Gill became librarian of the Smithsonian Institution in 1862; and when the books were given to the Library of Congress in 1866, he went with them as assistant librarian until 1874. From 1860 he held various appointments at Columbian College (now George Washington University), including that of professor of zoology from 1884 to 1910. The college recognized his merit by awarding him the M.A. (1865). M.D. (866), Ph.D. (1870), and LL.D. (1895). He was elected to the National Academy of Sciences, was a fellow and president (1897) of the American Association for the Advancement of Science, a member of many other scientific societies, and a founder of the Cosmos Club.

A bachelor, Gill lived and studied in cluttered offices in the Smithsonian throughout most of his scientific career. One of Baird’s close-knit coterie in the U.S. Fish Commission, he was an outstanding taxonomist and synthesizer of scientific literature. His classifications of fishes, based primarily on skeletal structure, were especially valuable at the family and order levels and formed a major basis for the classification adopted and promulgated by David Starr Jordan. Many of Gill’s papers were brief and succinct analyses of the genera of fishes, group by group. He was less keen in the recognition and description of fish species. His publications on the habits and life histories of fishes brought together the scattered observations of many workers.
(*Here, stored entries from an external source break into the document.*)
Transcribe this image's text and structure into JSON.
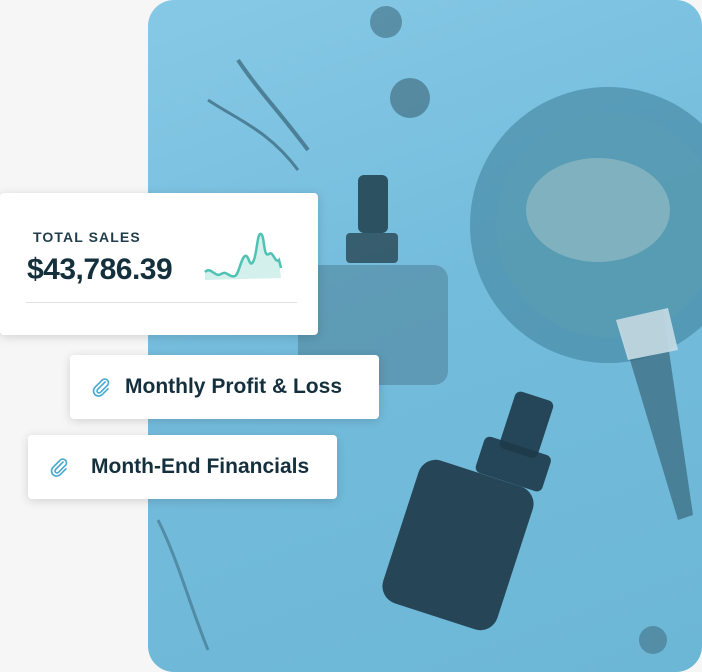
{
  "sales_card": {
    "label": "TOTAL SALES",
    "value": "$43,786.39"
  },
  "links": [
    {
      "label": "Monthly Profit & Loss",
      "icon": "paperclip-icon"
    },
    {
      "label": "Month-End Financials",
      "icon": "paperclip-icon"
    }
  ],
  "colors": {
    "accent": "#4ec2b4",
    "text_dark": "#15303d",
    "hero_tint": "#7ec4e2"
  }
}
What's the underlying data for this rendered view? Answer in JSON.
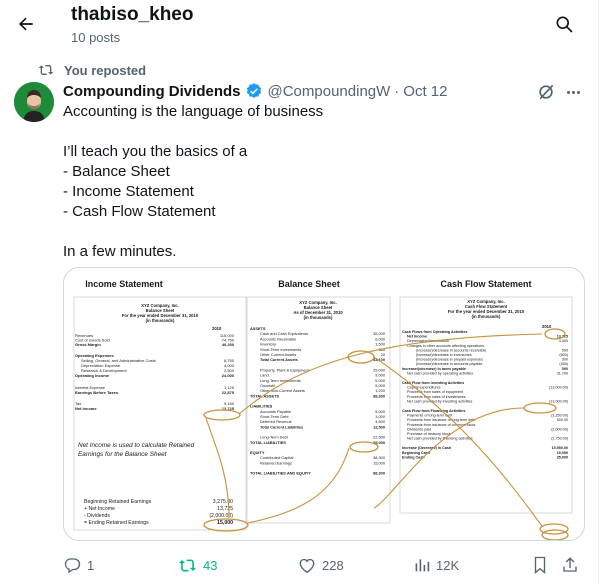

His taxonomic studies on birds and on mollusks have been generally superseded. Gill was unusually generous with advice and knowledge to colleagues and visitors at the Smithsonian Institution.

BIBLIOGRAPHY

I. Original Works. Gill’s publications consisted of a very large number of relatively short papers (with no single extensive monograph) which constituted a major contribution, primarily to ichthyology. Dall’s biography of Gill (cited below) contains an almost complete bibliography.

II. Secondary Literature. A full account of Gill’s life and accomplishments is W. H. Dall,” in “Biographical Memoir of Theodore Nicholas Gill,” in Biographical Memoirs. National Academy of Sciences, 8 (1916), 313–343. The same account, without the bibliography, appeared in Smithsonian Report for 1916 (Washington, D.C., 1917), pp. 579–586. Brief references to Gill’s contributions to ichthyology are found in C. L. Hubbs, “History of fen in the United States After 1850,” in Copeia, in (1946–48; and in David Starr Jordan, The Days of a Man, vol. I (Yonkers, N.Y., 1922).